Recruitment for Al Qaeda networks has risen. "Every use of force is
another small victory for bin Laden," who "is winning," writes British
journalist Jason Burke in Al-Qaida, his 2003 study of this loose array of
radical Islamists, now mostly independent.

For them, bin Laden is hardly more than a symbol. He may be even more
dangerous after he is killed, becoming a martyr who will inspire others to
join his cause. Burke sees the creation of "a whole new cadre of
terrorists," enlisted in what they see as a "cosmic struggle between good
and evil," a vision shared by bin Laden and Bush.

The proper reaction to terrorism is two-pronged: directed at the
terrorists themselves, and at the reservoir of potential support. The
terrorists see themselves as a vanguard, seeking to mobilise others.
Police work, an appropriate response, has been successful worldwide. More
important is the broad constituency that the terrorists seek to reach,
including many who hate and fear them but nevertheless see them as
fighting for a just cause.

We can help the terrorist vanguard mobilise this reservoir of support, by
violence. Or we can address the "myriad grievances," many legitimate, that
are "the root causes of modern Islamic militancy," Burke writes.

That basic effort can significantly reduce the threat of terror, and
should be undertaken independently of this goal.

Violent actions provoke reactions that risk catastrophe. US analysts
estimate that Russian military expenditures have tripled during the
Bush-Putin years, in large measure a predicted response to Bush
administration bellicosity. On both sides, nuclear warheads remain on
hair-trigger alert. The Russian control systems, however, have
deteriorated. The dangers ratchet up with the threat and use of force.

As anticipated, US military plans have provoked a Chinese reaction as
well. China has announced plans to "transform its military into a
technology-driven force capable of projecting power globally by 2010,"
Boston Globe correspondent Jehangir Pocha reported last month, "replacing
its land-based nuclear arsenal of about 20 1970s-era intercontinental
ballistic missiles with 60 new multiple-warhead missiles capable of
reaching the United States."

China’s actions are likely to touch off a ripple effect through India,
Pakistan and beyond. Nuclear developments in Iran and North Korea, also in
part at least a response to US threats, are exceedingly ominous. The
unthinkable becomes thinkable.

In 2003, at the UN General Assembly, the United States voted alone against
implementation of the Comprehensive Test Ban Treaty and alone with its new
ally India against steps toward the elimination of nuclear weapons.
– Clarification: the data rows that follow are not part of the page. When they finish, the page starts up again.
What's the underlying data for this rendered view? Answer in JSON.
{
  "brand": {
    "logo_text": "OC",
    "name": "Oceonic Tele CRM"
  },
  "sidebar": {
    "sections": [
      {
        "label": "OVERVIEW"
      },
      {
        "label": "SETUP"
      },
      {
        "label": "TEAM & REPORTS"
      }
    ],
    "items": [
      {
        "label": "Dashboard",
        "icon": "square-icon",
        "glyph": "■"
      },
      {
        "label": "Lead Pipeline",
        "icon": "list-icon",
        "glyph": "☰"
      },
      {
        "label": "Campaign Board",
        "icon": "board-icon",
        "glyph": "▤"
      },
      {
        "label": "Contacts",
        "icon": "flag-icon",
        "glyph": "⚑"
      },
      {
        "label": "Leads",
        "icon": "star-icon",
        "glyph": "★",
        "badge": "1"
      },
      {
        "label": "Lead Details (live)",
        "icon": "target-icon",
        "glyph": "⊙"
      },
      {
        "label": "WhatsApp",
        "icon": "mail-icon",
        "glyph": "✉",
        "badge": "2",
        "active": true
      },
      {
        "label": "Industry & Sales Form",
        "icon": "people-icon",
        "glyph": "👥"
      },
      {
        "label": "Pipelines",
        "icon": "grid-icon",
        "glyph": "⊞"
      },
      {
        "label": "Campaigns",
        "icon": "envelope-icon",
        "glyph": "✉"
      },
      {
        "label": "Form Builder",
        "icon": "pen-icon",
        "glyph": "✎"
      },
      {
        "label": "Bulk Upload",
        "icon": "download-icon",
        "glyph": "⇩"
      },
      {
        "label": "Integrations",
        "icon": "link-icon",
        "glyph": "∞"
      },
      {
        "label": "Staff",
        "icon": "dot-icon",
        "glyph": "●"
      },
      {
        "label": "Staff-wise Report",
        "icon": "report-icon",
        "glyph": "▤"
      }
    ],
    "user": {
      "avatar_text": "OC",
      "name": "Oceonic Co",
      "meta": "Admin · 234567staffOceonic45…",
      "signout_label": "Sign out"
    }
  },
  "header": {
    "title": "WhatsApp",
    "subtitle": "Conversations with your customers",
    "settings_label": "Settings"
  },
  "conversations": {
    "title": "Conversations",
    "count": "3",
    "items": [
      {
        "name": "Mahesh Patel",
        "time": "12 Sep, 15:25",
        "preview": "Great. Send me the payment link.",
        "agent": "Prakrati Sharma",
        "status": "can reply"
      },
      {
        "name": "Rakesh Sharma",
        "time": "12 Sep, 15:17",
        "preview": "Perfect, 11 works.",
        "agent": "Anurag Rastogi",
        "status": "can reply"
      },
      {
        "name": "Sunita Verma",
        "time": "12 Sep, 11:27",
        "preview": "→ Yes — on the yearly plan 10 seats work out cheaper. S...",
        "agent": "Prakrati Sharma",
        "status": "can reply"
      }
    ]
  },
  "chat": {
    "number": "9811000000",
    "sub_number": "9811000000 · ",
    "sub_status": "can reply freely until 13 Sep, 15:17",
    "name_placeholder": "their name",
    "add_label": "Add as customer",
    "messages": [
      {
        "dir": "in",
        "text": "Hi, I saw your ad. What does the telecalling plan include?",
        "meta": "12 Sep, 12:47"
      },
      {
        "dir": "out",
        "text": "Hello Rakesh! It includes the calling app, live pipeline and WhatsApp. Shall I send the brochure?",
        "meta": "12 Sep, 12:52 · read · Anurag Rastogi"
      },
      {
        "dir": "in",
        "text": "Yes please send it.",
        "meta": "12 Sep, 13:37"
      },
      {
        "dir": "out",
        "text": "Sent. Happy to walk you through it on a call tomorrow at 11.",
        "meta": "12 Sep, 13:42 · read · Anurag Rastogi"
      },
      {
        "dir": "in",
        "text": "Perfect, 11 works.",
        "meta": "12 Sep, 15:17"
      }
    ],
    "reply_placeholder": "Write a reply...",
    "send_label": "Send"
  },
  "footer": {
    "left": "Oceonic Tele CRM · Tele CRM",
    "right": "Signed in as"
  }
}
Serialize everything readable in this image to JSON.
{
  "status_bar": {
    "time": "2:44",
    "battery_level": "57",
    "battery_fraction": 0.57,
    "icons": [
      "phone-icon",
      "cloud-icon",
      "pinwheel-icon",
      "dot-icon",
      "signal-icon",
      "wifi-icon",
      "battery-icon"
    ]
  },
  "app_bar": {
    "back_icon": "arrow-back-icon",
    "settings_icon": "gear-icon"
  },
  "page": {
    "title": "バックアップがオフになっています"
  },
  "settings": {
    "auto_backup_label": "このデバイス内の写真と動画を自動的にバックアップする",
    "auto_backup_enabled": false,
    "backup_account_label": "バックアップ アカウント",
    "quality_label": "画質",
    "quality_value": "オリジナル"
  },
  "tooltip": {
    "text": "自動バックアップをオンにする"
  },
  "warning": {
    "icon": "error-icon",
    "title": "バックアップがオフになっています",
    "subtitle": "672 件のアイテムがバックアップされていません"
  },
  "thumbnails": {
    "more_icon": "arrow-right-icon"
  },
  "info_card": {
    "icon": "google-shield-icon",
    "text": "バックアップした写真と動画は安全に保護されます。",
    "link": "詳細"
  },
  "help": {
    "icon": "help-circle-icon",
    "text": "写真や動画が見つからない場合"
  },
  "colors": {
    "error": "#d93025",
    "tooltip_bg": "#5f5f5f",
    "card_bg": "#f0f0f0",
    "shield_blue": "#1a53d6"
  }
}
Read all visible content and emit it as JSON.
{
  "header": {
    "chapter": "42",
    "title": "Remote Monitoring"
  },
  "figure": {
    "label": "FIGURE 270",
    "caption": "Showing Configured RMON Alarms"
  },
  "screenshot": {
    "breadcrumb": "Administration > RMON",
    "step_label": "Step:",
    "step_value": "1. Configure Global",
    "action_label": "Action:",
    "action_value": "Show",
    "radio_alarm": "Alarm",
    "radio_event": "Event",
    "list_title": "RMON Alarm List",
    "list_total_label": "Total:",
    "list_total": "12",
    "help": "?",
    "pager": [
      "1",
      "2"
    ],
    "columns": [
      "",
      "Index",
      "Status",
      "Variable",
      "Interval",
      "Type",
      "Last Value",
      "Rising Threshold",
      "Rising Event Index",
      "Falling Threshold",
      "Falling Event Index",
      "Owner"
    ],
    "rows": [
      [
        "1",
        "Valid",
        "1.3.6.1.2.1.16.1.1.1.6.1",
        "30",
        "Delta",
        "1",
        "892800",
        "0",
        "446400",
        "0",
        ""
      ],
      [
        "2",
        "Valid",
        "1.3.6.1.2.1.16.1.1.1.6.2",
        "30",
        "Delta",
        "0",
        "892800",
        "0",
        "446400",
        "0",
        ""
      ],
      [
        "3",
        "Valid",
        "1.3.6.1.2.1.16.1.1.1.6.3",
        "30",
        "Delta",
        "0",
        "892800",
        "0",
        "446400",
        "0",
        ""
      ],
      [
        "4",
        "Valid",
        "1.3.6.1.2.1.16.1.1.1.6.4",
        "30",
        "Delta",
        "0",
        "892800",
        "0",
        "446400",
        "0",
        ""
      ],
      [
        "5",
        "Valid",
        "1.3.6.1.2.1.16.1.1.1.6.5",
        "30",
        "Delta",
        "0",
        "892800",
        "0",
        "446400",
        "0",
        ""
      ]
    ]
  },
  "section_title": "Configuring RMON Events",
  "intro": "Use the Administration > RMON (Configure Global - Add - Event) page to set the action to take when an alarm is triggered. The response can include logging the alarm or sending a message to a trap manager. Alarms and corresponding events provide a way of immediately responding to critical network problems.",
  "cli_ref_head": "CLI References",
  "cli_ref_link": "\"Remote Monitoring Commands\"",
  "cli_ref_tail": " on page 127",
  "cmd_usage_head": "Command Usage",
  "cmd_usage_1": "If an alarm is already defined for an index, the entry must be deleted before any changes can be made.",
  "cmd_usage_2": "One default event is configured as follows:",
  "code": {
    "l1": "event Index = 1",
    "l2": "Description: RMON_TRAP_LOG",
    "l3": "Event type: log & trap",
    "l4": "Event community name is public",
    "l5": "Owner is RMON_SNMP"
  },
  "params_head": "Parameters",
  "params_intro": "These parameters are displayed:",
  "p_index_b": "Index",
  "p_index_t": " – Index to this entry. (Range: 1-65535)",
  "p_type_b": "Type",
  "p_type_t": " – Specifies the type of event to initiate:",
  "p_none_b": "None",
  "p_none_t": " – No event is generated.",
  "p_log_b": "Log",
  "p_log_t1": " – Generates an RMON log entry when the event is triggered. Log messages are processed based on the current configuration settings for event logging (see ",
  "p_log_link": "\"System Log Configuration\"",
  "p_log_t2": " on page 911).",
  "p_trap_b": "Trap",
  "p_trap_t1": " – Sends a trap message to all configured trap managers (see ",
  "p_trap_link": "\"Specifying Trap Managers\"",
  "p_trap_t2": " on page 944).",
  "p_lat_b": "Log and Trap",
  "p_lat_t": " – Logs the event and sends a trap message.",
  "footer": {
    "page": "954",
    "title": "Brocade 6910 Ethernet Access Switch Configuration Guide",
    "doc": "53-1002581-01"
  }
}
The United States also voted alone against "observance of environmental
norms" in disarmament and arms control agreements, and alone with Israel
and Micronesia against steps to prevent nuclear proliferation in the
Middle East -- the pretext for invading Iraq. Presidents commonly have
"doctrines," but Bush II is the first to have "visions" as well, possibly
because his handlers recall the criticism of his father as lacking "the
vision thing."

The most exalted of these, conjured up after all pretexts for invasion of
Iraq had to be abandoned, was the vision of bringing democracy to Iraq and
the Middle East. By November 2003, this vision was taken to be the real
motive for the war.

The evidence for faith in the vision consists of little more than
declarations of virtuous intent. To take the declarations seriously, we
would have to assume that our leaders are accomplished liars: While
mobilising their countries for war, they were declaring that the reasons
were entirely different. Mere sanity dictates scepticism about what they
produce to replace pretexts that have collapsed.